Markasını fayda yaratma odaklı yönetenler bu dönemde avantajlı
Modern pazarlama ve küresel reklamcılığın böylesi bir durumla ilk defa karşılaştığını söyleyen Bahçeşehir Üniversitesi İletişim Fakültesi Dekan Yardımcısı Doktor Öğretim Üyesi Şafak Şahin, “Elbette 2000’li yıllarda SARS ve MERS salgınları da vardı ancak batı dünyasında sokağa çıkma yasağı gelmemiş, yani pazarlama dünyasındaki tüketicilerin alışverişi kesilmemişti. ‘Call to action’ yani harekete geçiren, tüketiciyi satın almaya çağıran, test sürüşüne davet eden, restoranlara buyur eden mesajların kullanılması şu aşamada söz konusu değil. Bu salgın bu hızla devam ederse, çok büyük ihtimalle çağırılan mekânlarda da satış yapacak eleman, ürünü rafa taşıyacak kargo ve hatta üretecek fabrika da olamayacak. Dolayısıyla ayakta kalma gücü olan, sermayesi güçlü firmalar, felaketin geçmesini bekleyecekler,” diyor ve ekliyor:
“Ama sermayesi ve kaynakları ne kadar güçlü olursa olsun, bu bekleme süresinde de proaktif olmak zorundalar.
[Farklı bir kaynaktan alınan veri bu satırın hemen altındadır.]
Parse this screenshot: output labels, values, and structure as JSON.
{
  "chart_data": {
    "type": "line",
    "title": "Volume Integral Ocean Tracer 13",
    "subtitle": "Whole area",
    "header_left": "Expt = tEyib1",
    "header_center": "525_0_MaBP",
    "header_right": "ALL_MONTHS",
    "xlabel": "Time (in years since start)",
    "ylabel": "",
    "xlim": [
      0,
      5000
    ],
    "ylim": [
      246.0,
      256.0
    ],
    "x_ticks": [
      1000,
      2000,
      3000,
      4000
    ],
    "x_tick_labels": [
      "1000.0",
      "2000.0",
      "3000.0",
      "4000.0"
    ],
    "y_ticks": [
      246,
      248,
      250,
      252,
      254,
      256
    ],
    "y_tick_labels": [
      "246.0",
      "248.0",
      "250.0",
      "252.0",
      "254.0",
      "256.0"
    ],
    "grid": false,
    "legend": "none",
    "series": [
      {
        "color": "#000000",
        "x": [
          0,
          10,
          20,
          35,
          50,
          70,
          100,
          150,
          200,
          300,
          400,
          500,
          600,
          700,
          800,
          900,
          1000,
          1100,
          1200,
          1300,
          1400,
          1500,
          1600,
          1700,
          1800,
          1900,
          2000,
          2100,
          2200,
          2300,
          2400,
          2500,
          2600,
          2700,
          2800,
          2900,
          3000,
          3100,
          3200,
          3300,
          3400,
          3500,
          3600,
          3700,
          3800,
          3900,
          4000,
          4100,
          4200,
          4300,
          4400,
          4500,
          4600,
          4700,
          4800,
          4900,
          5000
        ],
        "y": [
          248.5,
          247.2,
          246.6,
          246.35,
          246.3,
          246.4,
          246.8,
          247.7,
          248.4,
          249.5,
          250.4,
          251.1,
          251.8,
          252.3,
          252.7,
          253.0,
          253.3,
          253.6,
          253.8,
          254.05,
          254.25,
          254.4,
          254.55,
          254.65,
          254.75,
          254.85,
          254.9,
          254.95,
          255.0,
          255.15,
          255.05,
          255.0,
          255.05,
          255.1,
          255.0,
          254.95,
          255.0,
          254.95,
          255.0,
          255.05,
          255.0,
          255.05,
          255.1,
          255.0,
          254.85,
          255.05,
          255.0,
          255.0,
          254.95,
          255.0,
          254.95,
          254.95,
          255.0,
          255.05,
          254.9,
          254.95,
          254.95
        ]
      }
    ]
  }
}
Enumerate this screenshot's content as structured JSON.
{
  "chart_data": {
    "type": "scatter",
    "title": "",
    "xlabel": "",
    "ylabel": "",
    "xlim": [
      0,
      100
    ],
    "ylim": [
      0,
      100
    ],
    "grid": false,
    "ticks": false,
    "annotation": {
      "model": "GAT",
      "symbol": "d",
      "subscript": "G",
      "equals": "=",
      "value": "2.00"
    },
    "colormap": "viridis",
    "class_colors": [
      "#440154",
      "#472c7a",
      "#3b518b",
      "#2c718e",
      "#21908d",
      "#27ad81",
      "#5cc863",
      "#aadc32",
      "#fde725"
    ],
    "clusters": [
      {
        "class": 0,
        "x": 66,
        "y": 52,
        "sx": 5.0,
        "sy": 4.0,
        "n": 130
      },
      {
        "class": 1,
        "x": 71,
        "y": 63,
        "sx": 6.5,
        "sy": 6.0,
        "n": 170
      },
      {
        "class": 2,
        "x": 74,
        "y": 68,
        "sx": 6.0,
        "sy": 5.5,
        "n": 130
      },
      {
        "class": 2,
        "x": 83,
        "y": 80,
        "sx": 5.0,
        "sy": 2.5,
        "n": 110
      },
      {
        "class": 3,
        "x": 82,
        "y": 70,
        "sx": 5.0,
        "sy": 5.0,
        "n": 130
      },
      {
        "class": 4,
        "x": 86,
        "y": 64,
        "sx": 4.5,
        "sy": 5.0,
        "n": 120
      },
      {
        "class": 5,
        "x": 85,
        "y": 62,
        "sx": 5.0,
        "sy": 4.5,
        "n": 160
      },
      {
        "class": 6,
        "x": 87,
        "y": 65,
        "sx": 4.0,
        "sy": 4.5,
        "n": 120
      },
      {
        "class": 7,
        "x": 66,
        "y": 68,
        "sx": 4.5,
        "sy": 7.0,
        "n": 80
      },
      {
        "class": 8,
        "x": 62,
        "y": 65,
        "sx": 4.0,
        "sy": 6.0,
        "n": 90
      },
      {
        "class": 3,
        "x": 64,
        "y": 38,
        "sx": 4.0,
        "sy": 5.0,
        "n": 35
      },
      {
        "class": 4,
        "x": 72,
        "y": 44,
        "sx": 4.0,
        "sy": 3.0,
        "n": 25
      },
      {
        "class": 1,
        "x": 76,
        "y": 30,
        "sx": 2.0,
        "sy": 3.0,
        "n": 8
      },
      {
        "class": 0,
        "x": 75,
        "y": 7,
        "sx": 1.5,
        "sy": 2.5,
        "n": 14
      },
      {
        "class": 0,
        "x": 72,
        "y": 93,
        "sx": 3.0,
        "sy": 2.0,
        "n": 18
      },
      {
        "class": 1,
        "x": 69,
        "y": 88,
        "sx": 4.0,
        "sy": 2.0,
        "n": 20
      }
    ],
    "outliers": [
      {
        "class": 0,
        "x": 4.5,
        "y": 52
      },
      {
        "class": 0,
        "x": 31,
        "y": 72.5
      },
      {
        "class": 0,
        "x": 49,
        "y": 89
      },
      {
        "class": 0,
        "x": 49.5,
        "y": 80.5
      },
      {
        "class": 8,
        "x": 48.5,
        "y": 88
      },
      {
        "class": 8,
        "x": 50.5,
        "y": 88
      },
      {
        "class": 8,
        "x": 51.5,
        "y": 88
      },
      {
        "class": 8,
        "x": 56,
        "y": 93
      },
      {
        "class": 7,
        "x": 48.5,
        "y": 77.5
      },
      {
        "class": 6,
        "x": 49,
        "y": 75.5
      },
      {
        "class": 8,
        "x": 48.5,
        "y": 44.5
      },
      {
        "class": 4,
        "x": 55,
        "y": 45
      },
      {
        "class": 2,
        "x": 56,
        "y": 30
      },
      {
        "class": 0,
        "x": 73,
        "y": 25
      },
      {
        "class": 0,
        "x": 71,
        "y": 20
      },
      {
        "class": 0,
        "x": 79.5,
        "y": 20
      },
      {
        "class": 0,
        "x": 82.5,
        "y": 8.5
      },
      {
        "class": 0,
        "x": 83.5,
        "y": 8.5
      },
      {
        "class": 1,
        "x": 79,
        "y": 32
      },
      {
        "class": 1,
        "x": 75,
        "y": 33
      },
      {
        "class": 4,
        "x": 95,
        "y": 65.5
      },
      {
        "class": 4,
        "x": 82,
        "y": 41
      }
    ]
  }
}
Salgının ve regülasyonların izin verdiği ölçüde, mümkün olduğunca dijital olanaklardan da faydalanarak faaliyetlerine devam etmeye çalışacaklar. Markalar önce salgının yayılmasını durdurmak için gerek içinde bulundukları faaliyet alanlarıyla destek oluyor gerekse marka güçlerini farkındalık yaratmak için kullanıyorlar. Bunun örneklerini görüyoruz. Örneğin kargo şirketleri lojistikte, teknoloji firmaları 3D basımda, eğitim firmaları uzaktan eğitimde, sağlık firmaları ürün tedarikinde, oteller sağlık personeline konaklamada birtakım imkânlarını bu felaketin önlenmesi ve bertaraf edilmesi için seferber ediyor. Tedarik veya hizmet desteği veremeyen, ama sahip oldukları en büyük güç olan markalarını farkındalık için kullanan firmalar da bu dönemde dolaylı fayda sağlamış oluyor. Örneğin Audi’nin ambleminde yer alan halkaların ayrılarak hedef kitlesinde sosyal mesafe konusunda bilinç oluşturması veya McDonald’s’ın M harfli logosunu ikiye ayırması gibi uygulamalar buna gösterebileceğimiz küresel örnekler. Fakat hepimizin merak ettiği konu, reklam endüstrisinin nasıl bir aksiyon alacağıdır.”